2010年8月1日日曜日

奥の細道ドライブ紀行-7(乳頭温泉)

 角館から乳頭温泉までは約40km、1時間半の走りだ。途中田沢湖に立寄っても5時過ぎには着ける。駐車場から町の北側を走る角館バイパスへ出て、しばらく東進すると町外れで角館街道(国道46号線)に合流する。低い山々の間を蛇行する道は交通量も少なく、雨も上がって、どこにでも在る日本的風景の中を、快調に駆け抜けていく。田沢湖駅近くで北へ向かう341号線に入る。観光地に向かうと言うのに、ときどき行き交うクルマは生活のための軽自動車くらいである。田沢湖への分岐路ではそれも無く。湖畔の駐車場には、旅館の送迎用のマイクロバスと数台のワゴン車が駐車しているものの、4時前と言うのに、人影も無く、迎えてくれたのは遅咲きの桜だけだった。セーターのうえにジャンパーを羽織り、湖面近くまで歩いてみたが、寒さと寂しい雰囲気に長居は無用。日本一の透明度を誇るこの湖も、いまはシーズン・オフなのだ。
 湖畔から341号線に戻り、そこから北東へ向かう県道127号線、194号線に分け入って、秋田・岩手県境に近い乳頭温泉に向かう。道は緩やかな上りで、ほとんど人家もクルマもみかけない。途中桜が満開の並木道が現れるが、そんなところにも人の気配は無い。道幅が狭まり、曲がりと上りがきつくなって、残雪が目立つようになる。おまけにガスさえ出て、フォグランプを点灯しながらの走行だ。温泉地帯に入っても、いわゆる温泉街は無く、点在する宿泊施設が見えたり、そこへの分岐路が現れる程度である。一度だけ道路際にある比較的大きなホテル前で、停車中の小型路線バスを追い抜いた。今日の最終地、妙乃湯はそんな山奥の道の端に在った。数台しか停められない旅館前の駐車場は幸い空いていた。到着時間は5時少し前。辺りは天候のせいもありほの暗い。
 この旅館の選択に特別の理由があったわけではない。インターネットで照会・予約でき、こちらの希望スケジュールに合うところを探した結果である。値段と景観(渓流側)で部屋を選んだ。地形に合わせて出来た、複雑な造りの建物のかなり奥部の部屋は、希望通り真下を雪解け水が音を立てて流れる位置に在った。部屋にはテレビもラジオも無かった(予め希望すれば無料で用意してくれることを、後で知った)。
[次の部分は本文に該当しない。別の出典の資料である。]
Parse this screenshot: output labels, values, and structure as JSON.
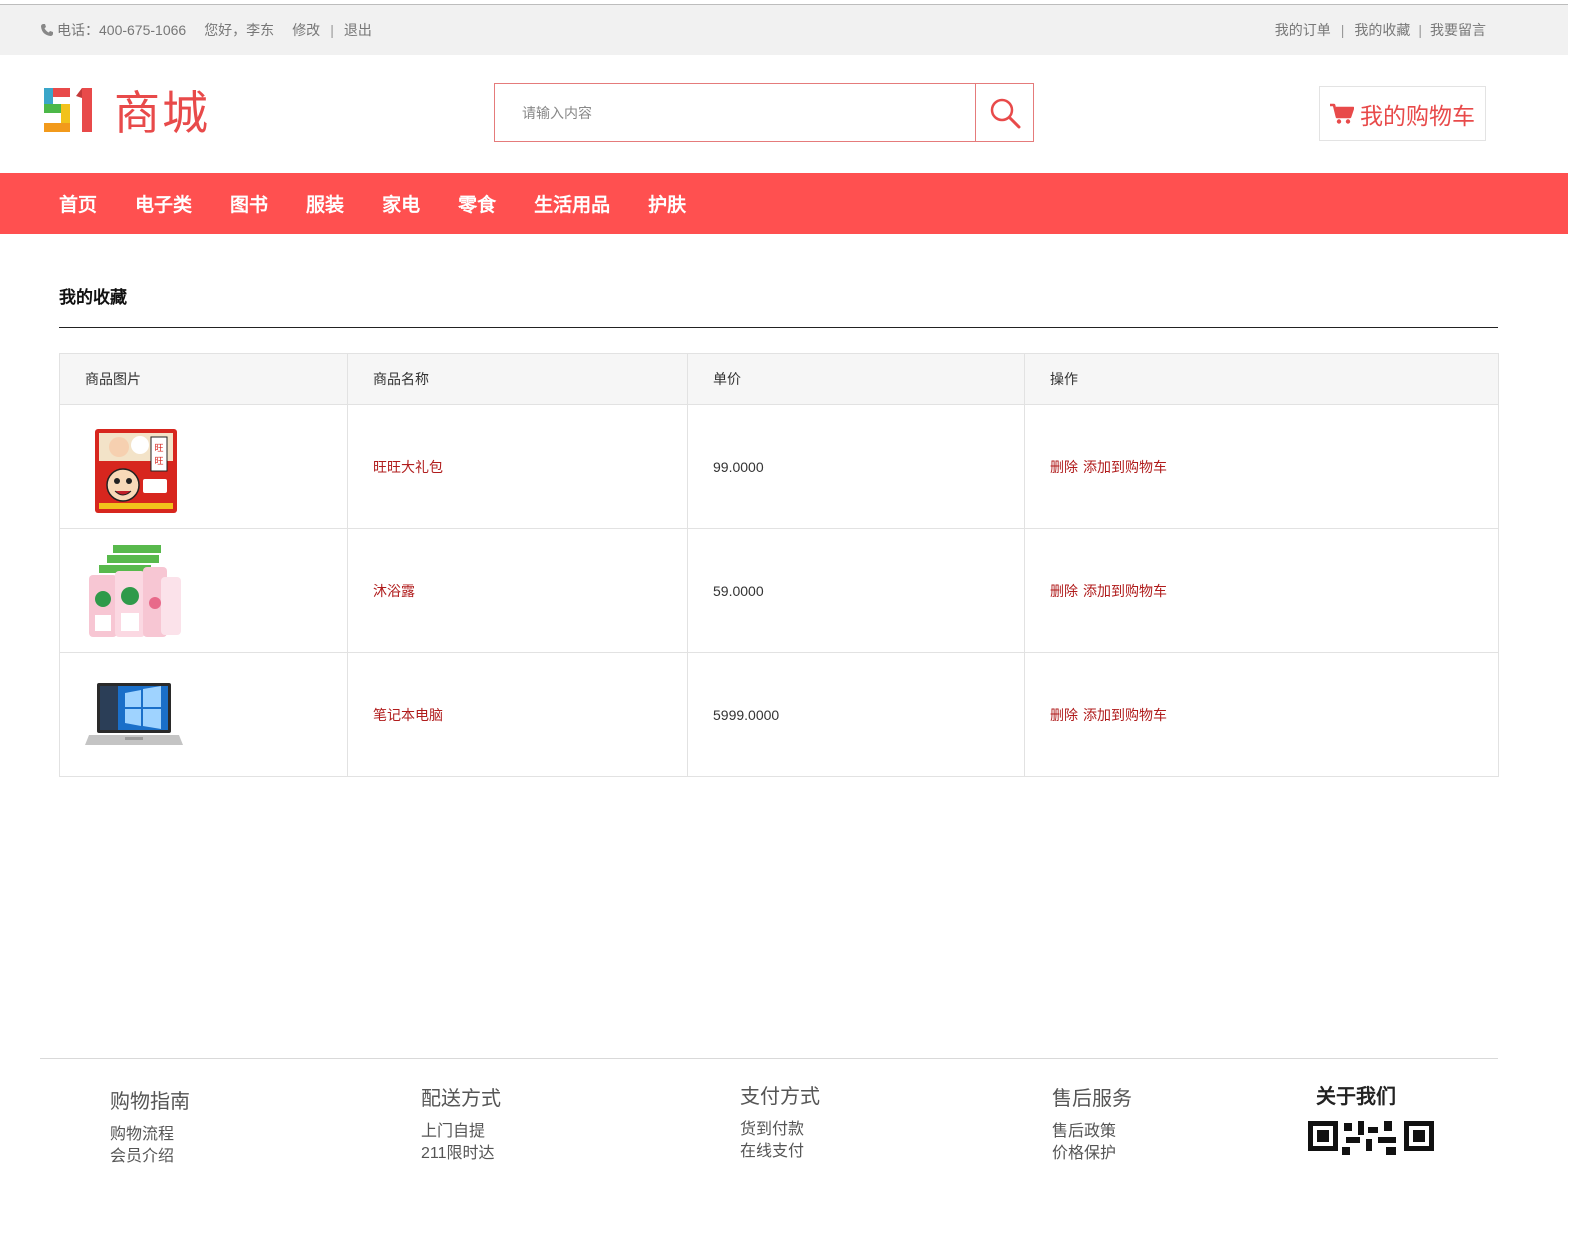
{
  "topbar": {
    "phone": "电话：400-675-1066",
    "greeting": "您好，李东",
    "edit": "修改",
    "separator": "|",
    "logout": "退出",
    "links": [
      "我的订单",
      "我的收藏",
      "我要留言"
    ]
  },
  "header": {
    "logo_number": "51",
    "logo_text": "商城",
    "search_placeholder": "请输入内容",
    "cart_label": "我的购物车"
  },
  "nav": [
    "首页",
    "电子类",
    "图书",
    "服装",
    "家电",
    "零食",
    "生活用品",
    "护肤"
  ],
  "favorites": {
    "title": "我的收藏",
    "columns": [
      "商品图片",
      "商品名称",
      "单价",
      "操作"
    ],
    "rows": [
      {
        "image": "wangwang-gift-bag",
        "name": "旺旺大礼包",
        "price": "99.0000",
        "delete": "删除",
        "add_to_cart": "添加到购物车"
      },
      {
        "image": "body-wash",
        "name": "沐浴露",
        "price": "59.0000",
        "delete": "删除",
        "add_to_cart": "添加到购物车"
      },
      {
        "image": "laptop",
        "name": "笔记本电脑",
        "price": "5999.0000",
        "delete": "删除",
        "add_to_cart": "添加到购物车"
      }
    ]
  },
  "footer": {
    "columns": [
      {
        "title": "购物指南",
        "items": [
          "购物流程",
          "会员介绍"
        ]
      },
      {
        "title": "配送方式",
        "items": [
          "上门自提",
          "211限时达"
        ]
      },
      {
        "title": "支付方式",
        "items": [
          "货到付款",
          "在线支付"
        ]
      },
      {
        "title": "售后服务",
        "items": [
          "售后政策",
          "价格保护"
        ]
      },
      {
        "title": "关于我们",
        "items": []
      }
    ]
  },
  "colors": {
    "accent": "#ff5050",
    "link": "#b01c1c",
    "logo": "#e84a4a"
  }
}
案内してくれた人は「ここには七の浴室があるので、是非全部お試しください」と言い、混浴や男女切替時間について注意をしてくれた。
 乳頭温泉の由来は、乳濁色の色にあった。しかし最近はこの源泉が枯れたようで、その色を楽しむことは出来ない。一部の温泉宿で人工的に着色したのが内部告発され、数ヶ月前TVで話題になったほどである。翌朝の入湯を含めて七つの浴場を全て巡ってみたが、いずれも無色から薄茶、“湯種よりは浴場”を楽しむ趣向のようだ。それでも林間の残雪と渓流を見渡せる野天風呂は、“冷と温”のコントラストが全身で感じられる素晴らしいものだった。
 夕食は和洋折衷の食堂で摂ることになっている。柱や床、それに食卓や椅子の茶色の木地と白い漆喰壁のシンプルな彩が、文明開化期の洋館のような雰囲気を醸し出している。食事は名物のきりたんぽ鍋が一応のメインだが、前菜、刺身から始まり、焼き物、煮物など盛り沢山、最後のご飯(無論秋田小町)はきのこ汁と漬物でいただく。このきのこ汁は絶品で、おかわりをしてしまった。
 給仕をしていた、女将さんと思しき中年女性が一時席を外した。食堂に隣接して帳場がある。席からは見えないが、明らかに英語で予約に関する電話対応をしている。外国人がここの雰囲気に浸った時、その感動はいかばかりかと想像し、鄙びた温泉場の国際化が嬉しかった。